Proposals in the 1983 Police Bill included powers to:
hold people for 96 hours without charge
set up random road blocks around an area
conduct forcible intimate body searches of detainees
use force in taking fingerprints (even of minors)
seize confidential information held by doctors, lawyers, journalists
and of course more stop and search powers, because you can’t have too many of them, eh?
It being the 80s, there was huge protest against the proposals (rather than today, when all you get is Shami Chakrabarti launching some balloons outside the Houses of Parliament). The HQ of the National Campaign Against The Police Bill was at 50 Rectory Road, Stoke Newington. Interestingly, the campaign seems to have received funding from Ken Livingstone’s GLC to the tune of £38,000 which lead to questions being asked in parliament.
Some of this money presumably was spent on admin and printing leaflets (some of which can be downloaded as pdfs here).
Thatcher’s right wing government was re-elected for a 2nd term in June 1983, helped in part by the resurgence of patriotism following the Falklands conflict, and flogging off council housing. The 1983 Labour party manifesto had included:
- Repeal the Police and Criminal Evidence Bill, because it infringes the rights and freedoms of individuals.
- Disband the London Special Patrol Groups and local SPGs, which have increasingly been deployed in aggressive public order roles.
but also a load of brave but unelectable policies such as abolishing the House of Lords, cancelling Trident nuclear missiles, etc.
“Kill The Police Bill” by Ranking Ann was released on Rough Justice Records in either 1984 or 85. It must be their only release (surely?). The 12″ was “produced by GLC Police Committee Support Unit” and published by Mad Professor’s Ariwa Music. I imagine by the sound of it that Mad Prof actually produced the music iin the studio rather than “the committee”, although that does conjur up some amusing images in my head.
So the Conservative government give Red Ken’s GLC a sack of money, which they then spend on a reggae record opposing proposed govt legislation. I bet that went down well.
Ranking Ann was born Ann Swinton in Croydon, but was discovered by Mad Professor via a contact in Wolverhampton whilst she was studying at university. Apparently she had some involvement with the Black Rock soundsystem which was run by her brother. Her first album “A Slice of English Toast” was released on Ariwa in 1982.

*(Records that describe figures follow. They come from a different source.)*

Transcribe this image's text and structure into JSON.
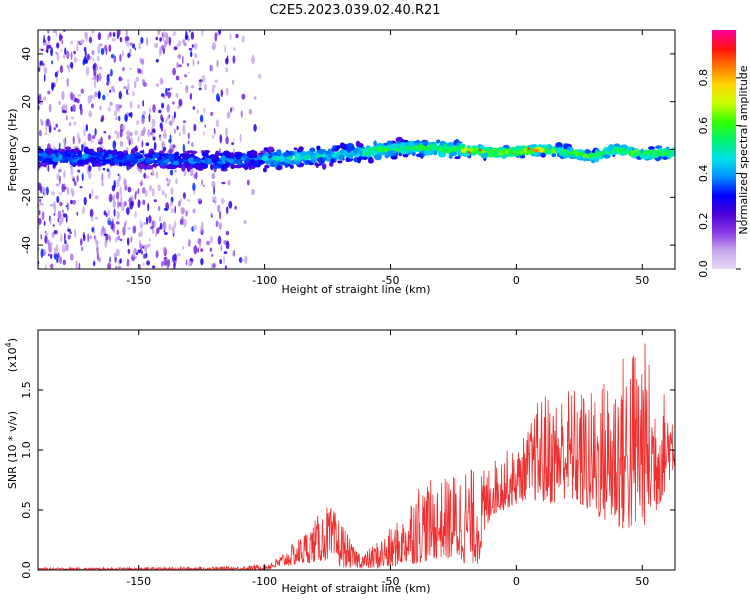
{
  "title": "C2E5.2023.039.02.40.R21",
  "chart_data": [
    {
      "type": "heatmap",
      "xlabel": "Height of straight line (km)",
      "ylabel": "Frequency (Hz)",
      "xlim": [
        -190,
        63
      ],
      "ylim": [
        -50,
        50
      ],
      "xticks": [
        -150,
        -100,
        -50,
        0,
        50
      ],
      "yticks": [
        -40,
        -20,
        0,
        20,
        40
      ],
      "colorbar": {
        "label": "Normalized spectral amplitude",
        "range": [
          0.0,
          1.0
        ],
        "ticks": [
          0.0,
          0.2,
          0.4,
          0.6,
          0.8
        ],
        "colors": [
          "#e8d8f4",
          "#c8a8ee",
          "#8a38e4",
          "#4b00d8",
          "#0000ff",
          "#0090ff",
          "#00e0e8",
          "#00f070",
          "#30ff00",
          "#c8ff00",
          "#ffd800",
          "#ff7a00",
          "#ff1010",
          "#ff00a0"
        ]
      },
      "ridge": {
        "x": [
          -190,
          -150,
          -120,
          -100,
          -80,
          -60,
          -40,
          -25,
          -10,
          0,
          10,
          20,
          30,
          40,
          50,
          63
        ],
        "y": [
          -3,
          -4,
          -5,
          -4,
          -3,
          -1,
          1,
          0,
          -1,
          -1,
          0,
          -1,
          -3,
          0,
          -2,
          -1
        ]
      },
      "noise_extent_x": [
        -190,
        -100
      ]
    },
    {
      "type": "line",
      "xlabel": "Height of straight line (km)",
      "ylabel": "SNR (10 * v/v)",
      "exponent_label": "(x10",
      "exponent_power": "4",
      "exponent_close": ")",
      "xlim": [
        -190,
        63
      ],
      "ylim": [
        0,
        2.0
      ],
      "xticks": [
        -150,
        -100,
        -50,
        0,
        50
      ],
      "yticks": [
        0.0,
        0.5,
        1.0,
        1.5
      ],
      "color": "#ee3030",
      "envelope": {
        "x": [
          -190,
          -150,
          -110,
          -100,
          -95,
          -85,
          -75,
          -70,
          -65,
          -60,
          -50,
          -45,
          -40,
          -30,
          -20,
          -15,
          -10,
          -5,
          0,
          5,
          10,
          15,
          20,
          30,
          40,
          45,
          50,
          55,
          63
        ],
        "low": [
          0.0,
          0.0,
          0.0,
          0.0,
          0.02,
          0.05,
          0.08,
          0.02,
          0.02,
          0.01,
          0.01,
          0.05,
          0.05,
          0.1,
          0.05,
          0.05,
          0.45,
          0.5,
          0.55,
          0.6,
          0.55,
          0.55,
          0.6,
          0.45,
          0.35,
          0.3,
          0.35,
          0.45,
          0.85
        ],
        "high": [
          0.02,
          0.02,
          0.03,
          0.05,
          0.1,
          0.3,
          0.55,
          0.45,
          0.2,
          0.15,
          0.35,
          0.45,
          0.75,
          0.75,
          0.9,
          0.8,
          0.9,
          1.0,
          1.0,
          1.2,
          1.5,
          1.45,
          1.55,
          1.5,
          1.75,
          1.9,
          2.0,
          1.6,
          1.4
        ]
      }
    }
  ]
}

The tune itself is classic mid 80s Mad Professor stuff – a version of the Heavenless riddim with police sirens. Ann’s lyrics deal with police oppression in general, and the bill in particular as well as a first person (true or fiction?) account of her arrest.

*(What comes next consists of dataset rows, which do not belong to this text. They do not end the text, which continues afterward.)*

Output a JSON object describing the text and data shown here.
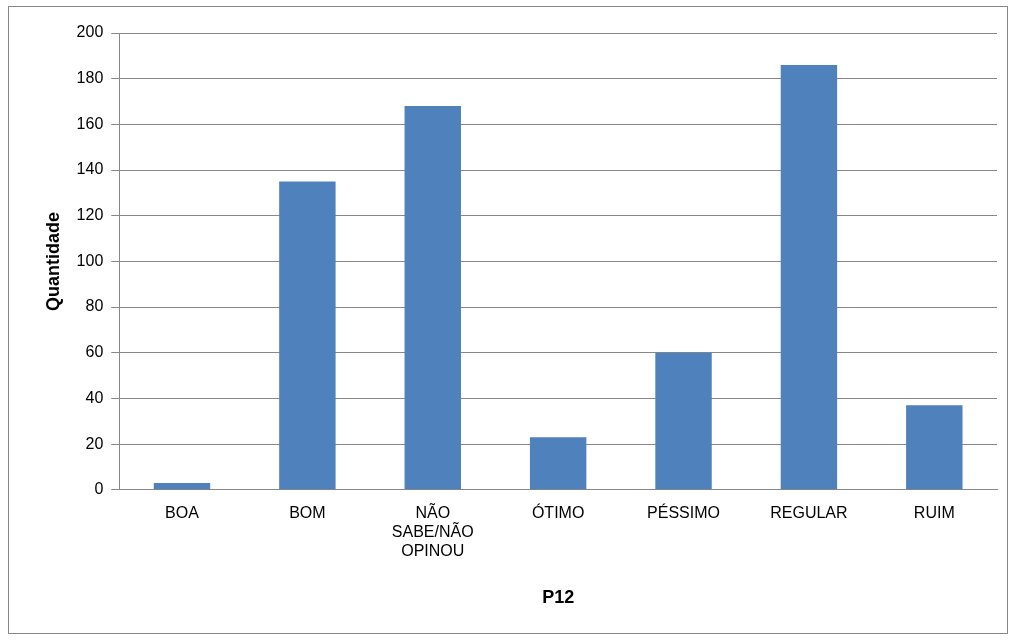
{
  "chart_data": {
    "type": "bar",
    "xlabel": "P12",
    "ylabel": "Quantidade",
    "categories": [
      "BOA",
      "BOM",
      "NÃO SABE/NÃO OPINOU",
      "ÓTIMO",
      "PÉSSIMO",
      "REGULAR",
      "RUIM"
    ],
    "values": [
      3,
      135,
      168,
      23,
      60,
      186,
      37
    ],
    "color": "#4f81bd",
    "ylim": [
      0,
      200
    ],
    "yticks": [
      0,
      20,
      40,
      60,
      80,
      100,
      120,
      140,
      160,
      180,
      200
    ],
    "grid": "y",
    "legend": false
  }
}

The back cover includes all the lyrics for the benefit of those who can’t fathom Ann’s (rather light) patois. I imagine the record was well received by student lefties and guardianistas but that may be my own bias. Certainly Dick Hebdige, arch-academic of things sub-cultural, dedicated a whole chapter to the tune in his book Cut ‘n’ Mix (Comedia, 1987).
Furthermore Mad Professor himself makes the point that Ann’s material “was not appreciated until the late 80s, when academics and hippies from Exeter to San Diego demanded to see her.” in his sleevenotes to the excellent Ariwa 81 Sessions compilation.
Having said that, Green Gartside did appreciate her work and got Ann in for some toasting on Scritti Politti’s dubbed out remix of their “The Word Girl” single. Shortly after this burst of activity in the mid 80s, she moved away from reggae and into Gospel.
As Hebdige points out, the record and allied protests did not prevent the bill becoming an Act of Parliament at the end of 1985, following further conflict between the police and residents of Brixton and Tottenham. These riots lead the Metropolitan Police Chief to call for even more powers, including giving his colleagues access to plastic bullets whenever he felt like it.
The Thatcher government closed down the GLC in March 1986.
Reading all this back and thinking of the vast amounts of unrest in the 1980s (riots, the Miners’ strike, a terrorist threat from the IRA, 3 million unemployed, the prospect of the cold war concluding in nuclear annihilation) I am not convinced that there is more disorder now.
And I’d be pretty surprised if Boris Johnson used his mayoral funds to release a tune by a female grime MC tearing into the new Counter Terror Bill.
Make a note in your diary to read this post again in 42 days.